God’s messengers know of the blessing that the Lord has cast like a seed into these hours of history. Understanding this world in the light of Advent means to endure in faith, waiting for the fertility of the silent earth, the abundance of the coming harvest. Not because we put our trust in the earth, but because we have heard God’s message and have met one of God’s announcing angels ourselves. 

“The Blessed Woman… is the most comforting of all the Advent figures. That God became a mother’s son; that there could be a woman walking the earth whose womb was consecrated to be the holy temple and tabernacle of God – that is actually earth’s perfection and the fulfillment of its expectations. So many kinds of Advent consolation stream from the mysterious figure of the Blessed Expectant Mary. The woman has conceived the child, sheltered it beneath her heart, and given birth to the Son. Advent is the promise denoting the new order of things, of life, of our existence. Advent comes in these three figures. This is not meant as an idyllic miniature painting, but as a challenge. 

 Let us ask for faith in the motherly consecration of life as shown in the figure of the Blessed Woman of Nazareth. Let us be patient and wait, wait with Advent readiness for the moment when it pleases God to appear in our night too, as the fruit and mystery of this time. And let us ask for the opening and willingness to hear God’s warning messengers and to conquer life’s wilderness through repentant hearts. (Watch for the Light, The Shaking Reality of Advent,”pp.90-91)"

Can we become today’s John The Baptists


Sunday, December 1, 2024

Our Time in the Desert

Adversity can play a key role in honing our ability to hear what is beyond the usual scope of our ordinary consciousness. No doubt for many of us the Covid 19 pandemic that began in the winter of 2020 and endures through 2024, forced us to face stressful challenges that were outside the “norm” of our usual experience. I wonder how this time and the early days of confinement and isolation heightened our awareness of events that otherwise would have gone unnoticed. 

Many people seek so-called desert “experiences” by way of solitary retreats during which forced confinement might help provide clarity and enlightenment that otherwise might be overlooked or taken for granted in “ordinary times” during which we are surrounded by our family, friends and our "usual routine."

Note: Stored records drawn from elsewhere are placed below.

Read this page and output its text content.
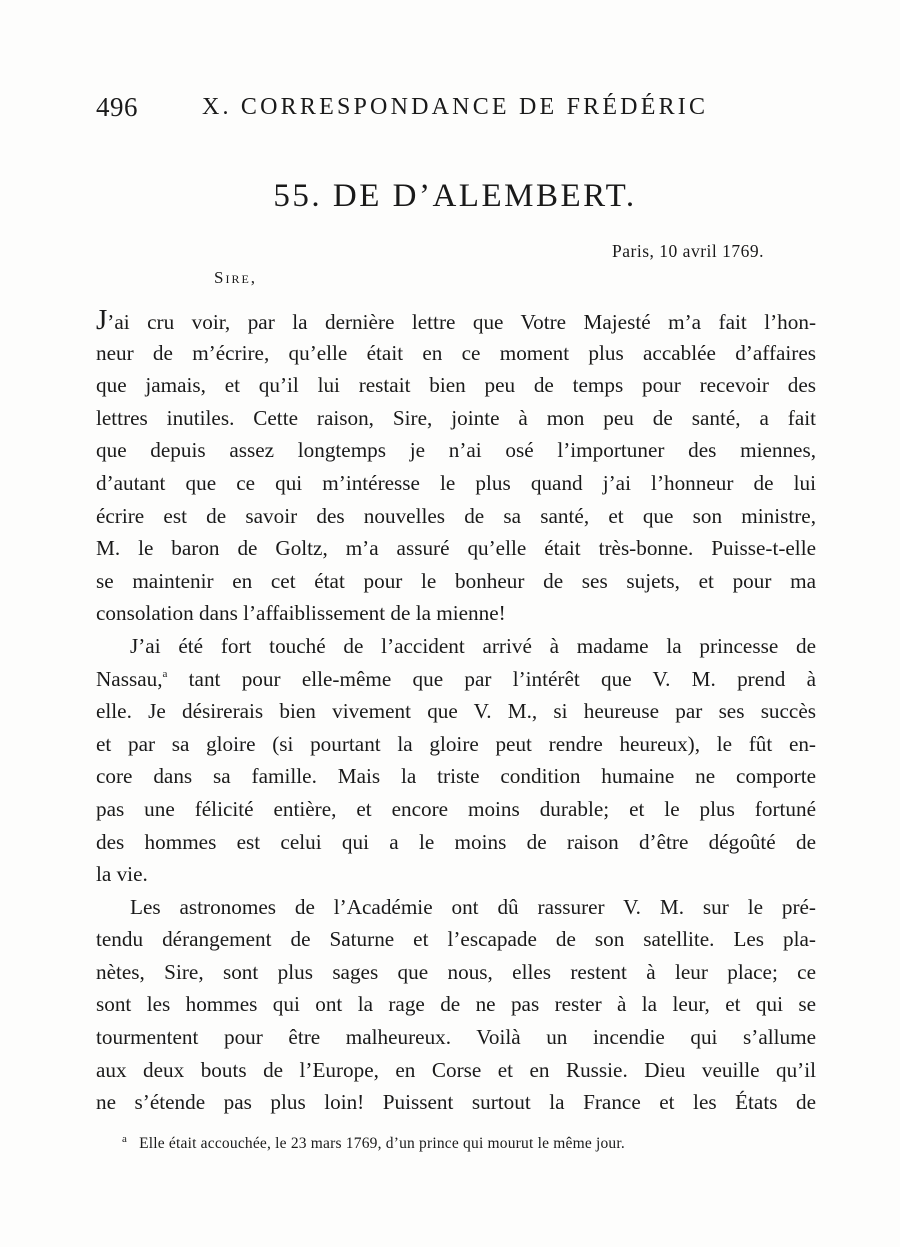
496	X. CORRESPONDANCE DE FRÉDÉRIC
55. DE D’ALEMBERT.
Paris, 10 avril 1769.
Sire,
J’ai cru voir, par la dernière lettre que Votre Majesté m’a fait l’hon-
neur de m’écrire, qu’elle était en ce moment plus accablée d’affaires
que jamais, et qu’il lui restait bien peu de temps pour recevoir des
lettres inutiles. Cette raison, Sire, jointe à mon peu de santé, a fait
que depuis assez longtemps je n’ai osé l’importuner des miennes,
d’autant que ce qui m’intéresse le plus quand j’ai l’honneur de lui
écrire est de savoir des nouvelles de sa santé, et que son ministre,
M. le baron de Goltz, m’a assuré qu’elle était très-bonne. Puisse-t-elle
se maintenir en cet état pour le bonheur de ses sujets, et pour ma
consolation dans l’affaiblissement de la mienne!
J’ai été fort touché de l’accident arrivé à madame la princesse de
Nassau,$^a$ tant pour elle-même que par l’intérêt que V. M. prend à
elle. Je désirerais bien vivement que V. M., si heureuse par ses succès
et par sa gloire (si pourtant la gloire peut rendre heureux), le fût en-
core dans sa famille. Mais la triste condition humaine ne comporte
pas une félicité entière, et encore moins durable; et le plus fortuné
des hommes est celui qui a le moins de raison d’être dégoûté de
la vie.
Les astronomes de l’Académie ont dû rassurer V. M. sur le pré-
tendu dérangement de Saturne et l’escapade de son satellite. Les pla-
nètes, Sire, sont plus sages que nous, elles restent à leur place; ce
sont les hommes qui ont la rage de ne pas rester à la leur, et qui se
tourmentent pour être malheureux. Voilà un incendie qui s’allume
aux deux bouts de l’Europe, en Corse et en Russie. Dieu veuille qu’il
ne s’étende pas plus loin! Puissent surtout la France et les États de
$^a$ Elle était accouchée, le 23 mars 1769, d’un prince qui mourut le même jour.
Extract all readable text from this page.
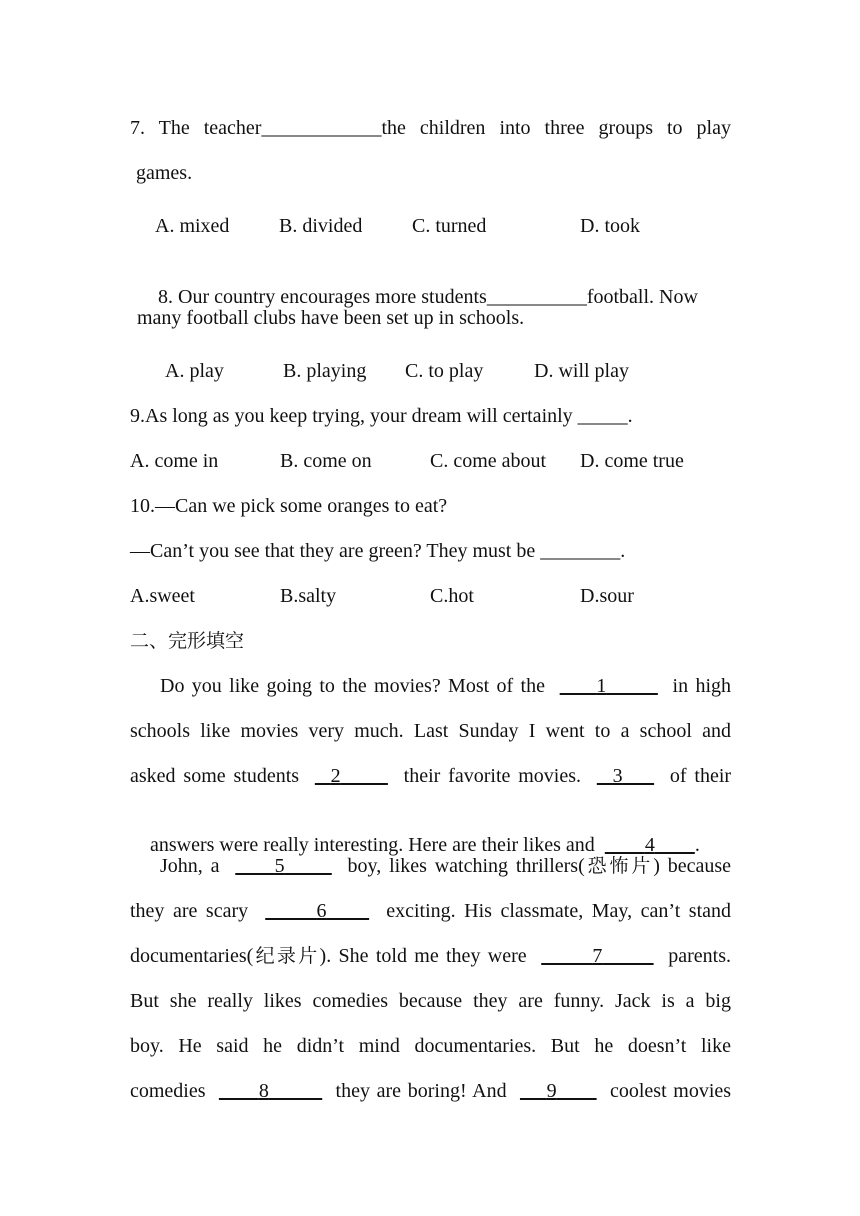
7. The teacher____________the children into three groups to play
games.
A. mixed B. divided C. turned	D. took

8. Our country encourages more students__________football. Now

many football clubs have been set up in schools.
A. play	B. playing C. to play	D. will play
9.As long as you keep trying, your dream will certainly _____.
A. come in	B. come on	C. come about D. come true
10.—Can we pick some oranges to eat?
—Can’t you see that they are green? They must be ________.
A.sweet	B.salty	C.hot	D.sour
二、完形填空
Do you like going to the movies? Most of the	1	in high
schools like movies very much. Last Sunday I went to a school and
asked some students 2	their favorite movies. 3 of their

answers were really interesting. Here are their likes and	4 .

John, a	5	boy, likes watching thrillers(恐怖片) because
they are scary	6	exciting. His classmate, May, can’t stand
documentaries(纪录片). She told me they were	7	parents.
But she really likes comedies because they are funny. Jack is a big
boy. He said he didn’t mind documentaries. But he doesn’t like
comedies	8	they are boring! And 9	coolest movies
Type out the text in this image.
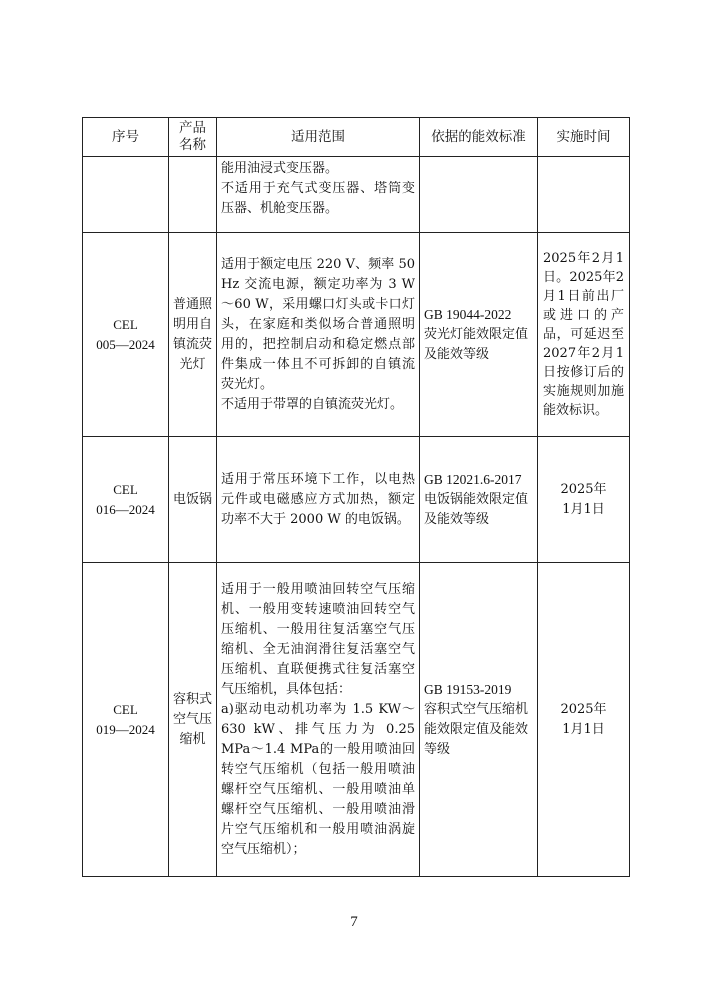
序号	产品名称	适用范围	依据的能效标准	实施时间

		能用油浸式变压器。
不适用于充气式变压器、塔筒变压器、机舱变压器。		

CEL
005—2024	普通照
明用自
镇流荧
光灯	适用于额定电压 220 V、频率 50 Hz 交流电源，额定功率为 3 W～60 W，采用螺口灯头或卡口灯头，在家庭和类似场合普通照明用的，把控制启动和稳定燃点部件集成一体且不可拆卸的自镇流荧光灯。
不适用于带罩的自镇流荧光灯。	GB 19044-2022
荧光灯能效限定值及能效等级	2025年2月1日。2025年2月1日前出厂或进口的产品，可延迟至2027年2月1日按修订后的实施规则加施能效标识。

CEL
016—2024	电饭锅	适用于常压环境下工作，以电热元件或电磁感应方式加热，额定功率不大于 2000 W 的电饭锅。	GB 12021.6-2017
电饭锅能效限定值及能效等级	2025年
1月1日

CEL
019—2024	容积式
空气压
缩机	适用于一般用喷油回转空气压缩机、一般用变转速喷油回转空气压缩机、一般用往复活塞空气压缩机、全无油润滑往复活塞空气压缩机、直联便携式往复活塞空气压缩机，具体包括：
a)驱动电动机功率为 1.5 KW～630 kW、排气压力为 0.25 MPa～1.4 MPa的一般用喷油回转空气压缩机（包括一般用喷油螺杆空气压缩机、一般用喷油单螺杆空气压缩机、一般用喷油滑片空气压缩机和一般用喷油涡旋空气压缩机）；	GB 19153-2019
容积式空气压缩机能效限定值及能效等级	2025年
1月1日
7
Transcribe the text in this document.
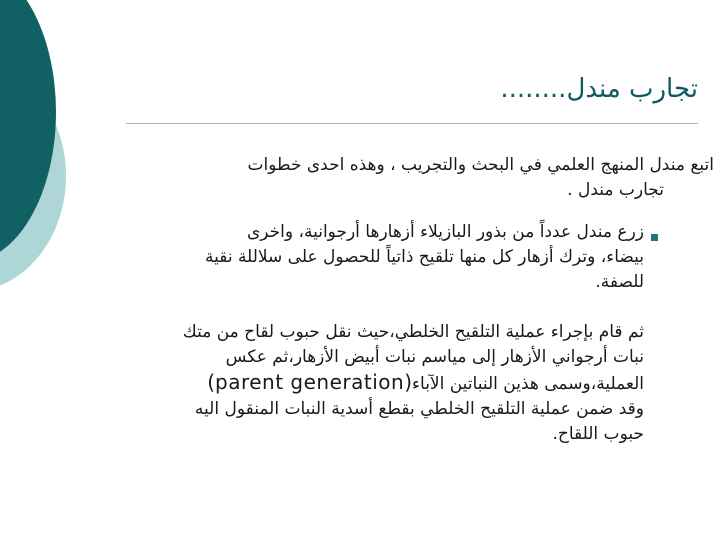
تجارب مندل........
اتبع مندل المنهج العلمي في البحث والتجريب ، وهذه احدى خطوات
تجارب مندل .
زرع مندل عدداً من بذور البازيلاء أزهارها أرجوانية، واخرى
بيضاء، وترك أزهار كل منها تلقيح ذاتياً للحصول على سلاللة نقية
للصفة.
ثم قام بإجراء عملية التلقيح الخلطي،حيث نقل حبوب لقاح من متك
نبات أرجواني الأزهار إلى مياسم نبات أبيض الأزهار،ثم عكس
العملية،وسمى هذين النباتين الآباء(parent generation)
وقد ضمن عملية التلقيح الخلطي بقطع أسدية النبات المنقول اليه
حبوب اللقاح.
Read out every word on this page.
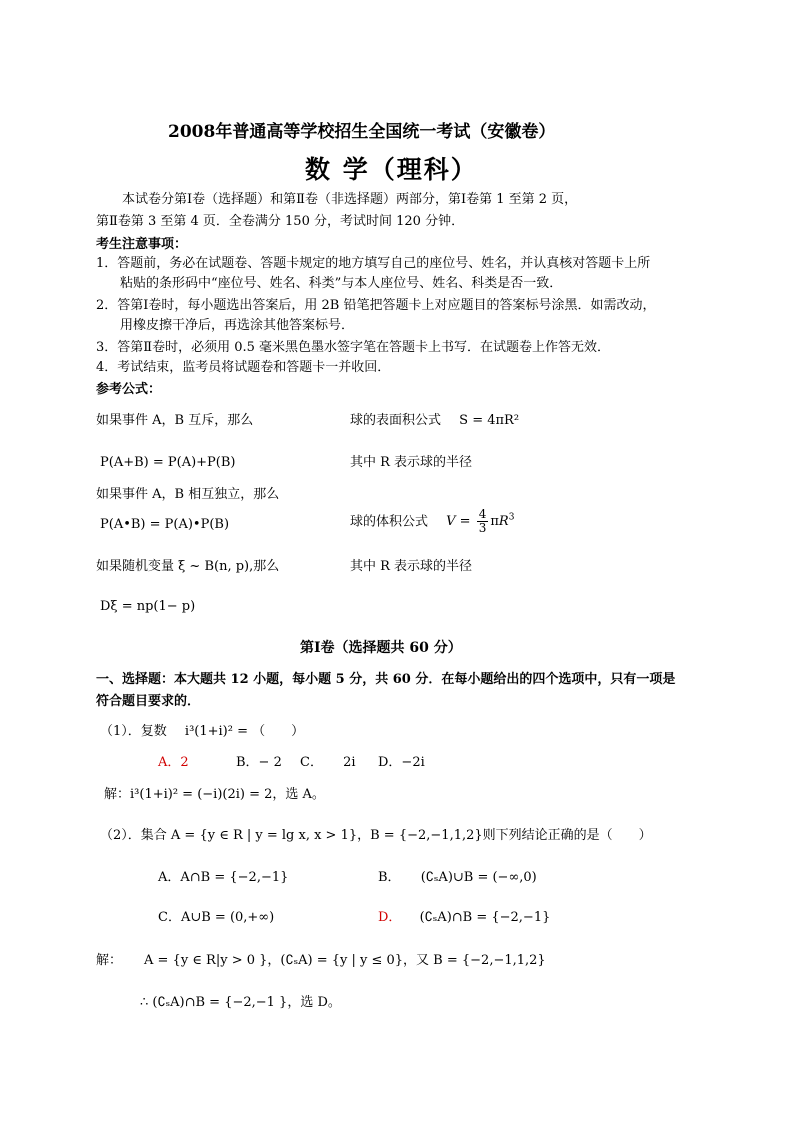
2008年普通高等学校招生全国统一考试（安徽卷）
数 学（理科）
本试卷分第Ⅰ卷（选择题）和第Ⅱ卷（非选择题）两部分，第Ⅰ卷第 1 至第 2 页，
第Ⅱ卷第 3 至第 4 页．全卷满分 150 分，考试时间 120 分钟．
考生注意事项：
1．答题前，务必在试题卷、答题卡规定的地方填写自己的座位号、姓名，并认真核对答题卡上所
粘贴的条形码中“座位号、姓名、科类”与本人座位号、姓名、科类是否一致．
2．答第Ⅰ卷时，每小题选出答案后，用 2B 铅笔把答题卡上对应题目的答案标号涂黑．如需改动，
用橡皮擦干净后，再选涂其他答案标号．
3．答第Ⅱ卷时，必须用 0.5 毫米黑色墨水签字笔在答题卡上书写．在试题卷上作答无效．
4．考试结束，监考员将试题卷和答题卡一并收回．
参考公式：
如果事件 A，B 互斥，那么	球的表面积公式 S = 4πR²
P(A+B) = P(A)+P(B)	其中 R 表示球的半径
如果事件 A，B 相互独立，那么
P(A•B) = P(A)•P(B)	球的体积公式 $V = \frac{4}{3} \pi R^3$
如果随机变量 ξ ~ B(n, p),那么	其中 R 表示球的半径
Dξ = np(1− p)
第Ⅰ卷（选择题共 60 分）
一、选择题：本大题共 12 小题，每小题 5 分，共 60 分．在每小题给出的四个选项中，只有一项是
符合题目要求的．
（1）．复数 i³(1+i)² = （　　）
A．2	B．− 2 C． 2i D．−2i
解：i³(1+i)² = (−i)(2i) = 2，选 A。
（2）．集合 A = {y ∈ R | y = lg x, x > 1}，B = {−2,−1,1,2}则下列结论正确的是（　　）
A．A∩B = {−2,−1}	B． (∁ₛA)∪B = (−∞,0)
C．A∪B = (0,+∞)	D． (∁ₛA)∩B = {−2,−1}
解： A = {y ∈ R|y > 0 }，(∁ₛA) = {y | y ≤ 0}，又 B = {−2,−1,1,2}
∴ (∁ₛA)∩B = {−2,−1 }，选 D。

Unlike John-the-Baptist in Luke 3:1-6 , we don’t always get a chance to choose our desert times and places. They are often provided for us in the form of illness, social unrest, war, changes in employment, failures in relationships, death of loved ones and natural disasters. These deserts all hold new possibilities for hearing the word of God at ever deepening levels. 

Speaking personally, it’s not too soon for me to assess how forced confinement has been a transformational experience. Perhaps it’s still too easy for me to dwell on the things I missed or have been taken away. It’s not a matter of addition or subtraction or replacing what no longer is with something else. What no longer exists still does in one aspect of my being and may be a springboard to new ways of living and personal growth. One thing we all know up close and personal:  life can turn on a dime and that the present is only as certain as our last breath. It’s all we can count on in this dimension.